For many, holidays are a time to take a break, put their feet up and grab a cold brew by the beach. For those in the healthcare industry, however, holidays usually mean busy days, long hours and separation from families during festivals.
Healthcare workers, nurses, community support workers, paramedics go into their profession knowing it demands a 24/7, year-round commitment. But when it comes to holidays, it’s difficult when you find yourself hard at work at the hospital while others are opening presents and celebrating with family and friends.
One of the few industries exempt from downtime or a more relaxed pace, the holiday season is an usually busy time for healthcare workers. Availability of fewer hospital resources, more accidents due to alcohol, depression, or loneliness, supporting the emotional needs of struggling patients or families – there are a number of factors that put additional stress on healthcare workers during this period.
It can be particularly extra taxing during the holiday season, as most patients would much rather be home with loved ones. Here are five tips to help healthcare workers manage stress during the holidays.
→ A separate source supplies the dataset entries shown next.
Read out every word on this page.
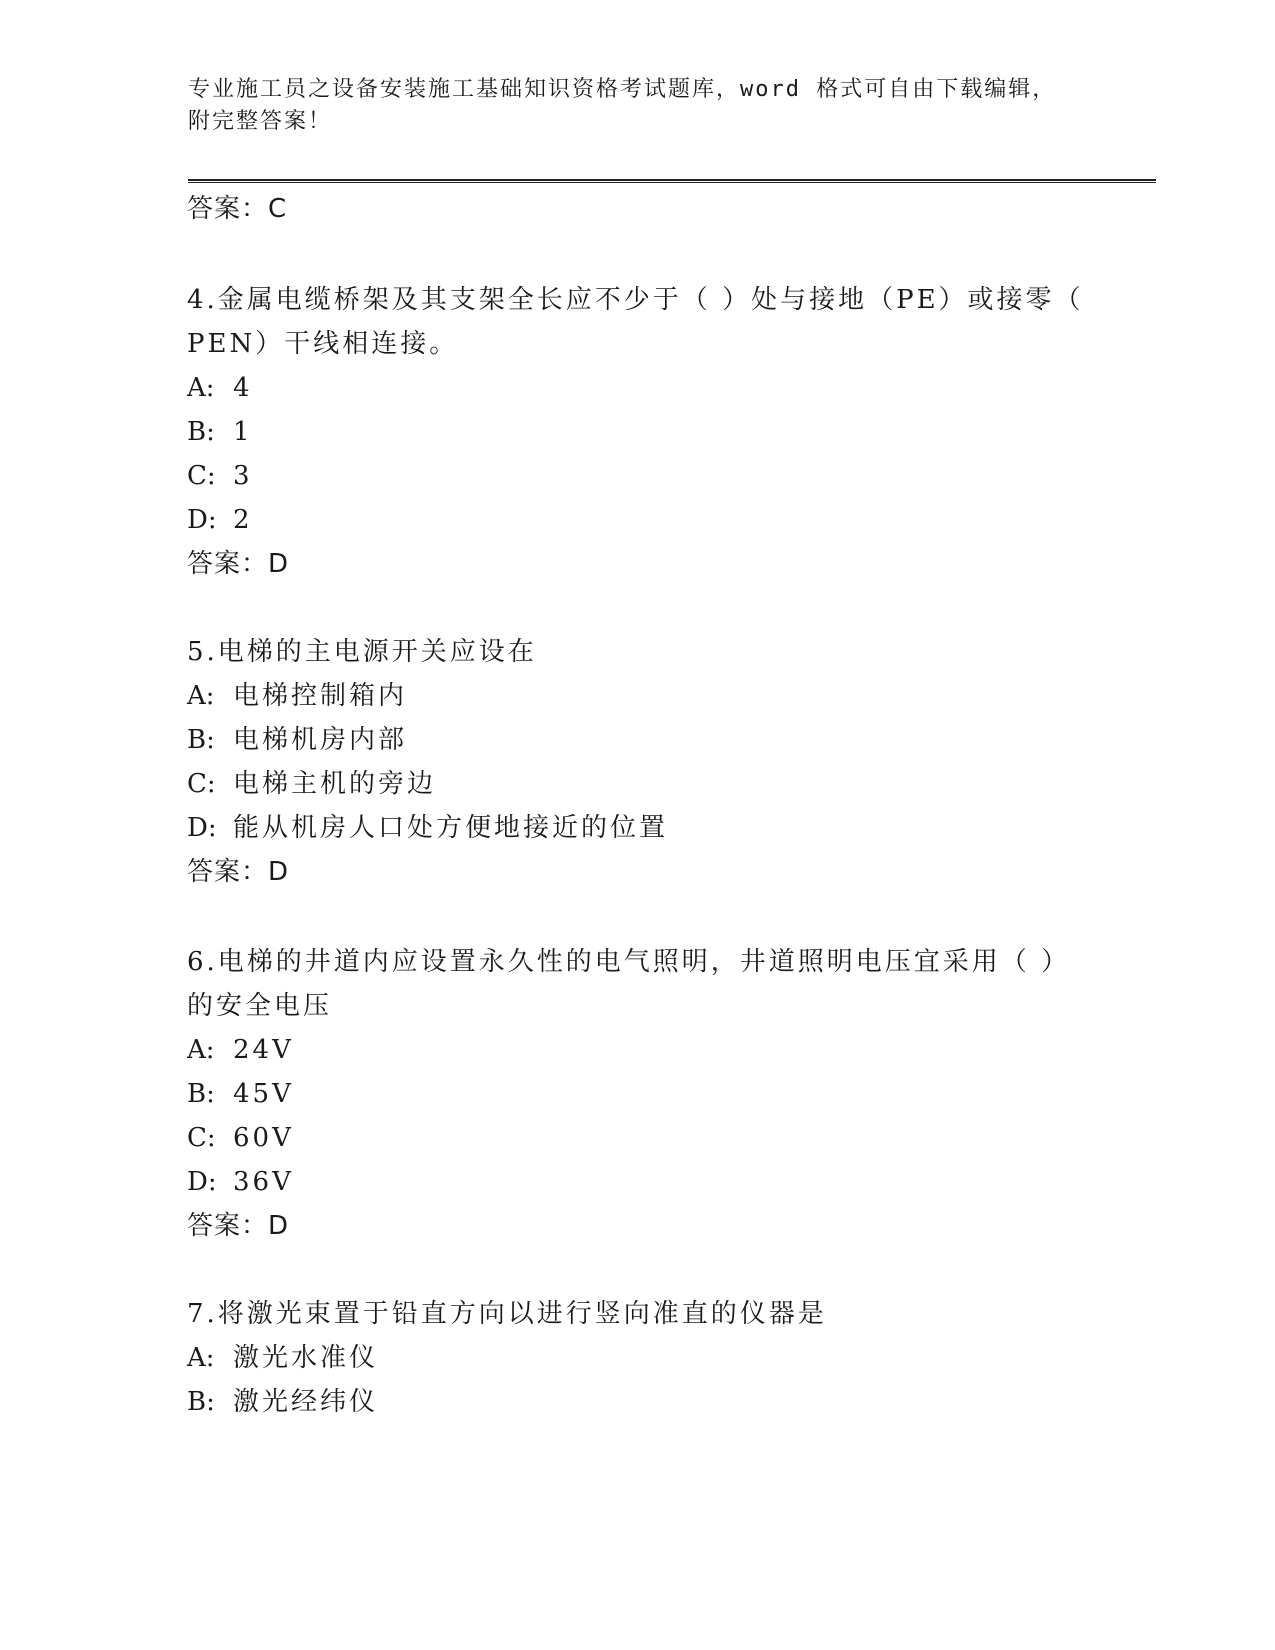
专业施工员之设备安装施工基础知识资格考试题库，word 格式可自由下载编辑，
附完整答案！
答案：C
4.金属电缆桥架及其支架全长应不少于（ ）处与接地（PE）或接零（
PEN）干线相连接。
A: 4
B: 1
C: 3
D: 2
答案：D
5.电梯的主电源开关应设在
A: 电梯控制箱内
B: 电梯机房内部
C: 电梯主机的旁边
D: 能从机房人口处方便地接近的位置
答案：D
6.电梯的井道内应设置永久性的电气照明，井道照明电压宜采用（ ）
的安全电压
A: 24V
B: 45V
C: 60V
D: 36V
答案：D
7.将激光束置于铅直方向以进行竖向准直的仪器是
A: 激光水准仪
B: 激光经纬仪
Staying realistic and grounded
Depression, “holiday blues,” and suicide rates often increase during this time period, as does alcohol and drug use. Having an honest expectation of red flags to watch out for and precautions to take for ourselves, as well as others, is especially important during this time of year for health professionals.
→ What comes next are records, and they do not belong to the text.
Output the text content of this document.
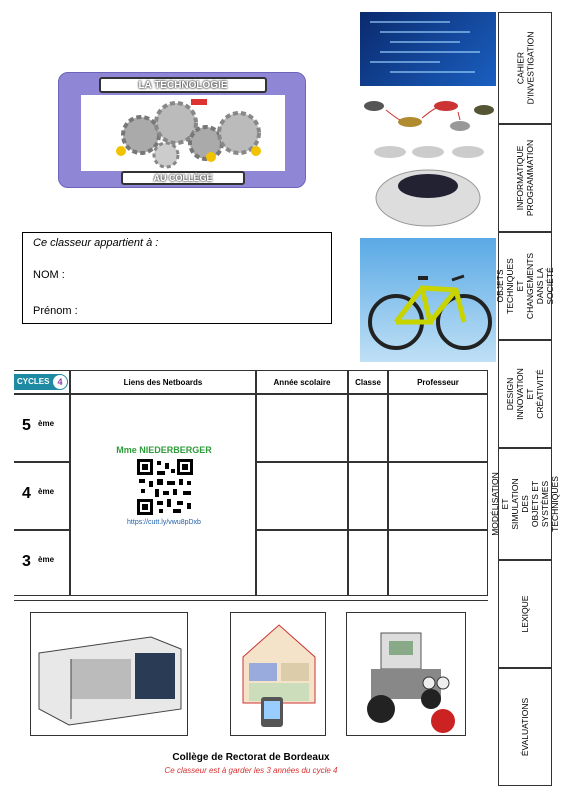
LA TECHNOLOGIE
AU COLLÈGE
CAHIER
D'INVESTIGATION
INFORMATIQUE
PROGRAMMATION
OBJETS
TECHNIQUES ET
CHANGEMENTS
DANS LA SOCIÉTÉ
DESIGN
INNOVATION
ET
CRÉATIVITÉ
MODÉLISATION ET
SIMULATION DES
OBJETS ET SYSTÈMES
TECHNIQUES
LEXIQUE
ÉVALUATIONS
Ce classeur appartient à :
NOM :
Prénom :
CYCLES 4	Liens des Netboards	Année scolaire	Classe	Professeur
5 ème
4 ème
3 ème
Mme NIEDERBERGER
https://cutt.ly/vwu8pDxb
Collège de Rectorat de Bordeaux
Ce classeur est à garder les 3 années du cycle 4
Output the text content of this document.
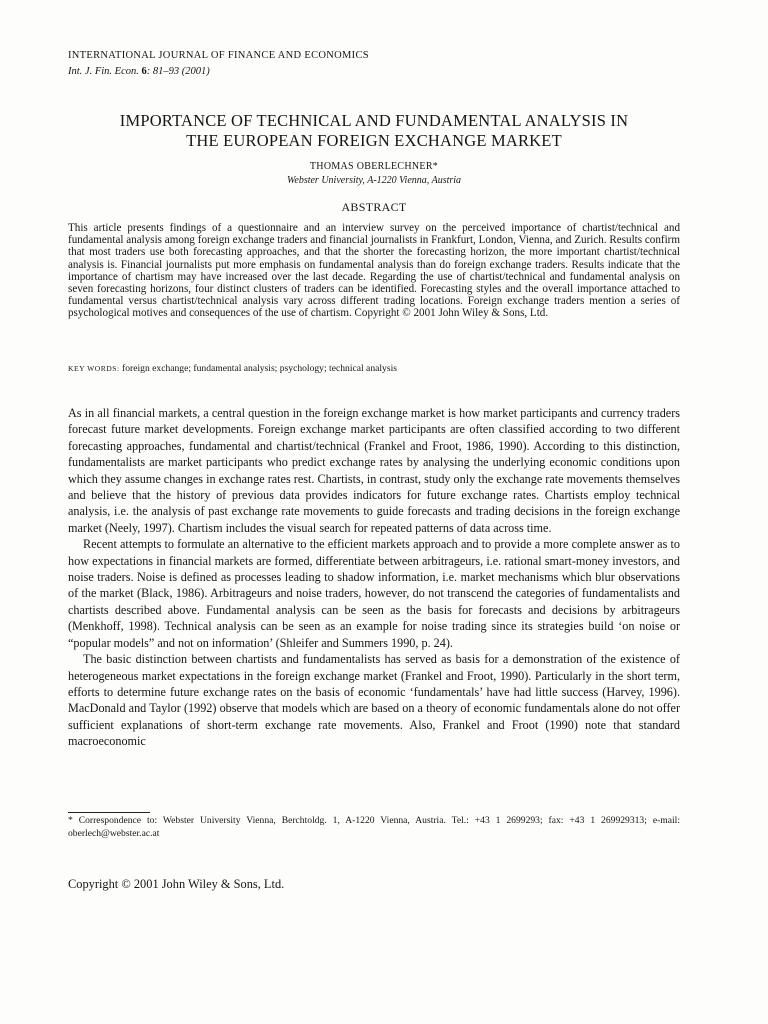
INTERNATIONAL JOURNAL OF FINANCE AND ECONOMICS
Int. J. Fin. Econ. 6: 81–93 (2001)
IMPORTANCE OF TECHNICAL AND FUNDAMENTAL ANALYSIS IN
THE EUROPEAN FOREIGN EXCHANGE MARKET
THOMAS OBERLECHNER*
Webster University, A-1220 Vienna, Austria
ABSTRACT
This article presents findings of a questionnaire and an interview survey on the perceived importance of chartist/technical and fundamental analysis among foreign exchange traders and financial journalists in Frankfurt, London, Vienna, and Zurich. Results confirm that most traders use both forecasting approaches, and that the shorter the forecasting horizon, the more important chartist/technical analysis is. Financial journalists put more emphasis on fundamental analysis than do foreign exchange traders. Results indicate that the importance of chartism may have increased over the last decade. Regarding the use of chartist/technical and fundamental analysis on seven forecasting horizons, four distinct clusters of traders can be identified. Forecasting styles and the overall importance attached to fundamental versus chartist/technical analysis vary across different trading locations. Foreign exchange traders mention a series of psychological motives and consequences of the use of chartism. Copyright © 2001 John Wiley & Sons, Ltd.
KEY WORDS: foreign exchange; fundamental analysis; psychology; technical analysis

As in all financial markets, a central question in the foreign exchange market is how market participants and currency traders forecast future market developments. Foreign exchange market participants are often classified according to two different forecasting approaches, fundamental and chartist/technical (Frankel and Froot, 1986, 1990). According to this distinction, fundamentalists are market participants who predict exchange rates by analysing the underlying economic conditions upon which they assume changes in exchange rates rest. Chartists, in contrast, study only the exchange rate movements themselves and believe that the history of previous data provides indicators for future exchange rates. Chartists employ technical analysis, i.e. the analysis of past exchange rate movements to guide forecasts and trading decisions in the foreign exchange market (Neely, 1997). Chartism includes the visual search for repeated patterns of data across time.

Recent attempts to formulate an alternative to the efficient markets approach and to provide a more complete answer as to how expectations in financial markets are formed, differentiate between arbitrageurs, i.e. rational smart-money investors, and noise traders. Noise is defined as processes leading to shadow information, i.e. market mechanisms which blur observations of the market (Black, 1986). Arbitrageurs and noise traders, however, do not transcend the categories of fundamentalists and chartists described above. Fundamental analysis can be seen as the basis for forecasts and decisions by arbitrageurs (Menkhoff, 1998). Technical analysis can be seen as an example for noise trading since its strategies build ‘on noise or “popular models” and not on information’ (Shleifer and Summers 1990, p. 24).

The basic distinction between chartists and fundamentalists has served as basis for a demonstration of the existence of heterogeneous market expectations in the foreign exchange market (Frankel and Froot, 1990). Particularly in the short term, efforts to determine future exchange rates on the basis of economic ‘fundamentals’ have had little success (Harvey, 1996). MacDonald and Taylor (1992) observe that models which are based on a theory of economic fundamentals alone do not offer sufficient explanations of short-term exchange rate movements. Also, Frankel and Froot (1990) note that standard macroeconomic

* Correspondence to: Webster University Vienna, Berchtoldg. 1, A-1220 Vienna, Austria. Tel.: +43 1 2699293; fax: +43 1 269929313; e-mail: oberlech@webster.ac.at
Copyright © 2001 John Wiley & Sons, Ltd.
Staying grounded is equally important – making the best of the situation is the healthiest approach.
Remember the Big Picture
Know that the chaos will pass.
It is important to remember that holiday season is only a matter of weeks in the span of your entire year. You will have a chance to get back to your family, and friends at the end of the day.
It also helps knowing that you have the unique privilege of bringing care and joy to your patients during a very difficult time. Remember why you chose to work in this profession in the first place. Go back to your foundations.
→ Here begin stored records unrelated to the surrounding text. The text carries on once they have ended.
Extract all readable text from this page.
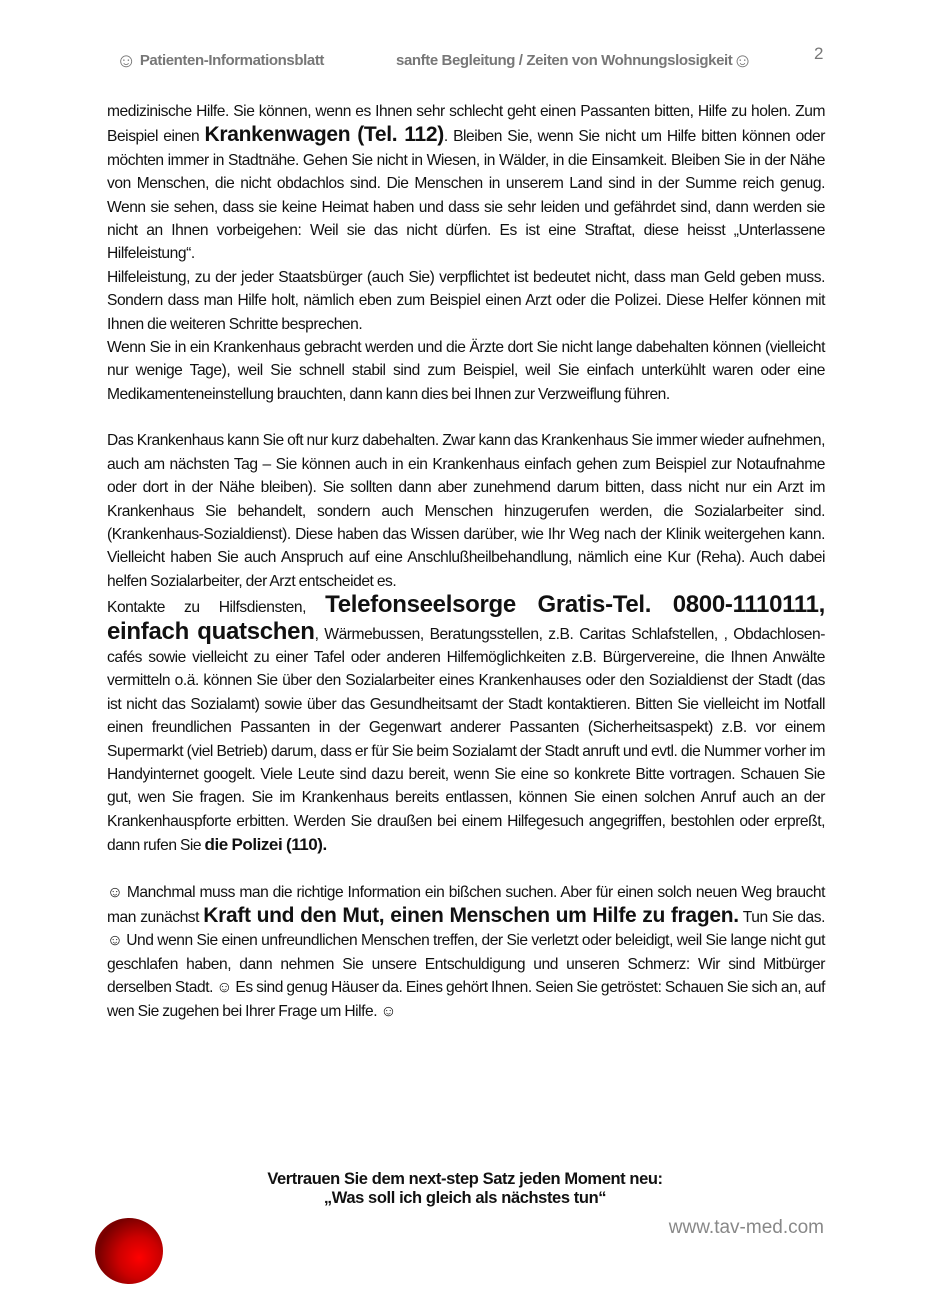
☺ Patienten-Informationsblatt	sanfte Begleitung / Zeiten von Wohnungslosigkeit☺	2

medizinische Hilfe. Sie können, wenn es Ihnen sehr schlecht geht einen Passanten bitten, Hilfe zu holen. Zum Beispiel einen Krankenwagen (Tel. 112). Bleiben Sie, wenn Sie nicht um Hilfe bitten können oder möchten immer in Stadtnähe. Gehen Sie nicht in Wiesen, in Wälder, in die Einsamkeit. Bleiben Sie in der Nähe von Menschen, die nicht obdachlos sind. Die Menschen in unserem Land sind in der Summe reich genug. Wenn sie sehen, dass sie keine Heimat haben und dass sie sehr leiden und gefährdet sind, dann werden sie nicht an Ihnen vorbeigehen: Weil sie das nicht dürfen. Es ist eine Straftat, diese heisst „Unterlassene Hilfeleistung“.

Hilfeleistung, zu der jeder Staatsbürger (auch Sie) verpflichtet ist bedeutet nicht, dass man Geld geben muss. Sondern dass man Hilfe holt, nämlich eben zum Beispiel einen Arzt oder die Polizei. Diese Helfer können mit Ihnen die weiteren Schritte besprechen.

Wenn Sie in ein Krankenhaus gebracht werden und die Ärzte dort Sie nicht lange dabehalten können (vielleicht nur wenige Tage), weil Sie schnell stabil sind zum Beispiel, weil Sie einfach unterkühlt waren oder eine Medikamenteneinstellung brauchten, dann kann dies bei Ihnen zur Verzweiflung führen.

Das Krankenhaus kann Sie oft nur kurz dabehalten. Zwar kann das Krankenhaus Sie immer wieder aufnehmen, auch am nächsten Tag – Sie können auch in ein Krankenhaus einfach gehen zum Beispiel zur Notaufnahme oder dort in der Nähe bleiben). Sie sollten dann aber zunehmend darum bitten, dass nicht nur ein Arzt im Krankenhaus Sie behandelt, sondern auch Menschen hinzugerufen werden, die Sozialarbeiter sind. (Krankenhaus-Sozialdienst). Diese haben das Wissen darüber, wie Ihr Weg nach der Klinik weitergehen kann. Vielleicht haben Sie auch Anspruch auf eine Anschlußheilbehandlung, nämlich eine Kur (Reha). Auch dabei helfen Sozialarbeiter, der Arzt entscheidet es.

Kontakte zu Hilfsdiensten, Telefonseelsorge Gratis-Tel. 0800-1110111, einfach quatschen, Wärmebussen, Beratungsstellen, z.B. Caritas Schlafstellen, , Obdachlosen-cafés sowie vielleicht zu einer Tafel oder anderen Hilfemöglichkeiten z.B. Bürgervereine, die Ihnen Anwälte vermitteln o.ä. können Sie über den Sozialarbeiter eines Krankenhauses oder den Sozialdienst der Stadt (das ist nicht das Sozialamt) sowie über das Gesundheitsamt der Stadt kontaktieren. Bitten Sie vielleicht im Notfall einen freundlichen Passanten in der Gegenwart anderer Passanten (Sicherheitsaspekt) z.B. vor einem Supermarkt (viel Betrieb) darum, dass er für Sie beim Sozialamt der Stadt anruft und evtl. die Nummer vorher im Handyinternet googelt. Viele Leute sind dazu bereit, wenn Sie eine so konkrete Bitte vortragen. Schauen Sie gut, wen Sie fragen. Sie im Krankenhaus bereits entlassen, können Sie einen solchen Anruf auch an der Krankenhauspforte erbitten. Werden Sie draußen bei einem Hilfegesuch angegriffen, bestohlen oder erpreßt, dann rufen Sie die Polizei (110).

☺ Manchmal muss man die richtige Information ein bißchen suchen. Aber für einen solch neuen Weg braucht man zunächst Kraft und den Mut, einen Menschen um Hilfe zu fragen. Tun Sie das. ☺ Und wenn Sie einen unfreundlichen Menschen treffen, der Sie verletzt oder beleidigt, weil Sie lange nicht gut geschlafen haben, dann nehmen Sie unsere Entschuldigung und unseren Schmerz: Wir sind Mitbürger derselben Stadt. ☺ Es sind genug Häuser da. Eines gehört Ihnen. Seien Sie getröstet: Schauen Sie sich an, auf wen Sie zugehen bei Ihrer Frage um Hilfe. ☺

Vertrauen Sie dem next-step Satz jeden Moment neu:
„Was soll ich gleich als nächstes tun“
www.tav-med.com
Start some new traditions that accommodate hospital work: a funny gift swap with co-workers, a “worst holiday sweater” contest, or simply a potluck. Bring life into your day to day work, to help you and others remain in the spirit of the holidays. It’s a trying time not just only for you but also your patients
However, do remember that a hospital or retirement facility has people from different backgrounds, be inclusive.
Plan for what you can
Simple steps to make to-do lists or getting things done ahead of time will help keep you be more organized and present during the holidays. Whether that is planning gifts for your family, or planning meals so you won’t have to go home and start your preparations, it’s a good time to take out your trusted planning calendar and jot down some notes.
An excellent professional initiates processes of change and is an influencer of his or her profession within and outside his own professional field or organization. Don’t overcommit to attending family or friend events on your day offs. Instead of overburdening yourself with too many gatherings or commitments, know that it is okay to say no and put your mental health first.
Listen to your body
The holiday season brings more stress, more travel, and generally less rest.
Staying active, hydrated, and well rested are key, but remember to take the time to stay centred and focused within yourself, whether it be through meditation or even just a quick 10-15 of deep breaths and relaxation.
Your mind and body will tell you what you need.
Lastly, don’t be afraid to ask for help or to offer it to someone who needs it. Approaching the holidays with a healthy mindset will make time with family and friends safer and more enjoyable.